Une ovation chaleureuse pour Zelensky à la Conférence de sécurité de Munich
Volodymyr Zelensky a été accueilli par une ovation chaleureuse lors de la Conférence de sécurité de Munich. Le président ukrainien a longuement remercié les Européens et les Américains pour leur soutien, tout en lançant un appel poignant : que « la voix de l'Ukraine continue d'être entendue aux États-Unis ». Pour étayer son discours, il a présenté des photos, des cartes et des diapositives chiffrées, remettant la réalité brutale de la guerre au centre des discussions.
Des priorités militaires claires et des demandes pressantes
Zelensky a défini ses priorités immédiates, plaçant en tête la nécessité de davantage de missiles pour protéger la population et les infrastructures énergétiques ukrainiennes. Il a réaffirmé que Kiev prenait au sérieux les négociations pour un cessez-le-feu, espérant un accord rapide. Parallèlement, il a pressé les Européens de s'attaquer à la « flotte fantôme » de Poutine, ces pétroliers qui longent les côtes européennes pour alimenter l'effort de guerre russe.
Un nouvel « esprit de Munich » et des mécanismes de financement
Le président ukrainien a appelé à faire souffler un nouvel « esprit de Munich », se démarquant de celui de 1938, qu'il a associé aux prédécesseurs de Poutine. Aux côtés du secrétaire général de l'Otan Mark Rutte, il a vanté le PurlL (Prioritized Ukraine Requirement List), un mécanisme permettant de financer l'achat d'équipements américains, destiné à remplacer la logique des dons. Il a également élargi le débat à l'Iran, soutenant les manifestants iraniens et appelant à stopper immédiatement le régime.

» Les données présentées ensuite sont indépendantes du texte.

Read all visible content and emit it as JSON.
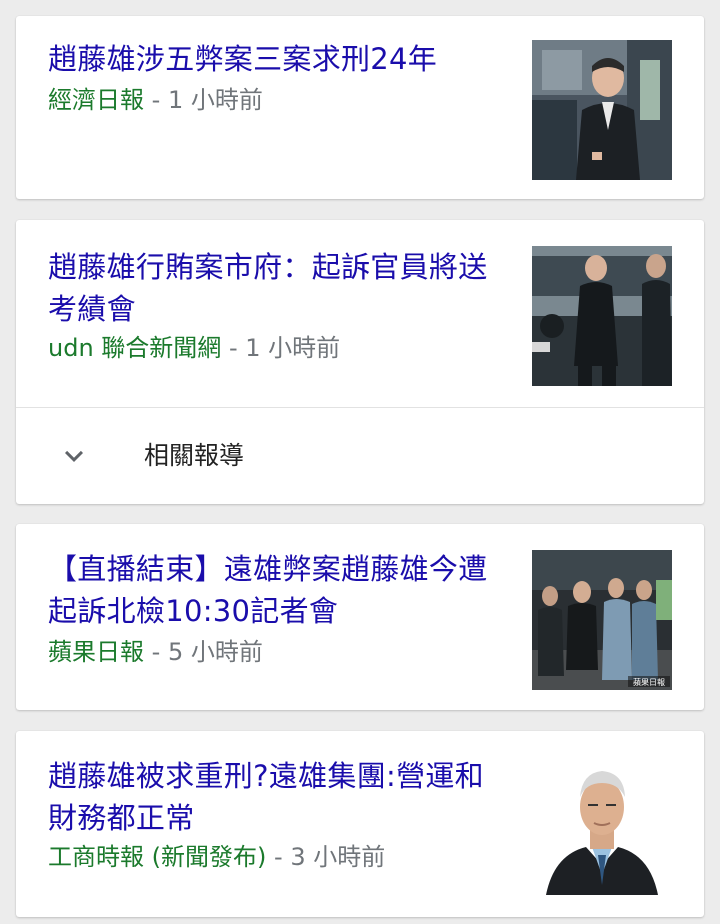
{
  "articles": [
    {
      "title": "趙藤雄涉五弊案三案求刑24年",
      "source": "經濟日報",
      "separator": "-",
      "time": "1 小時前",
      "thumbnail": "photo-man-suit-bus"
    },
    {
      "title": "趙藤雄行賄案市府：起訴官員將送考績會",
      "source": "udn 聯合新聞網",
      "separator": "-",
      "time": "1 小時前",
      "thumbnail": "photo-men-walking-bus",
      "related_label": "相關報導"
    },
    {
      "title": "【直播結束】遠雄弊案趙藤雄今遭起訴北檢10:30記者會",
      "source": "蘋果日報",
      "separator": "-",
      "time": "5 小時前",
      "thumbnail": "photo-group-escort",
      "thumbnail_watermark": "蘋果日報"
    },
    {
      "title": "趙藤雄被求重刑?遠雄集團:營運和財務都正常",
      "source": "工商時報 (新聞發布)",
      "separator": "-",
      "time": "3 小時前",
      "thumbnail": "photo-portrait-man"
    }
  ],
  "colors": {
    "title": "#1a0dab",
    "source": "#1b7a2c",
    "time": "#70757a",
    "background": "#ececec",
    "card": "#ffffff"
  },
  "icons": {
    "expand": "chevron-down-icon"
  }
}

Le discours traduit : gratitude, besoins urgents et leçons de guerre
Dans son discours traduit, Zelensky a exprimé sa gratitude envers les alliés, notamment l'Allemagne, les États-Unis et les pays européens. Il a souligné l'importance du programme Purl pour acheter des missiles Patriot et d'autres armes défensives. « L'une des pires choses qu'un dirigeant puisse entendre en temps de guerre, c'est un rapport disant que les unités de défense aérienne sont vides », a-t-il déclaré, illustrant la précarité des approvisionnements.
Il a détaillé l'ampleur des attaques russes : 1 451 jours de guerre totale, avec des frappes massives presque chaque nuit. En janvier seulement, l'Ukraine a dû faire face à 6 drones d'attaque, 150 missiles et plus de 50 bombes planantes. « Imaginez cela au-dessus de votre propre ville », a-t-il lancé, décrivant des infrastructures critiques systématiquement ciblées.
L'évolution des armes et le coût humain
Zelensky a alerté sur l'évolution rapide des armes, comme les drones Shahed iraniens, désormais plus sophistiqués. Il a critiqué les délais dans les livraisons d'armes, notant que « dans la guerre, c'est la guerre elle-même qui possède le temps ». Sur le front, il a révélé que la Russie paie un prix élevé : 156 soldats par kilomètre dans la région de Donetsk, avec environ 30 000 à 35 000 pertes mensuelles.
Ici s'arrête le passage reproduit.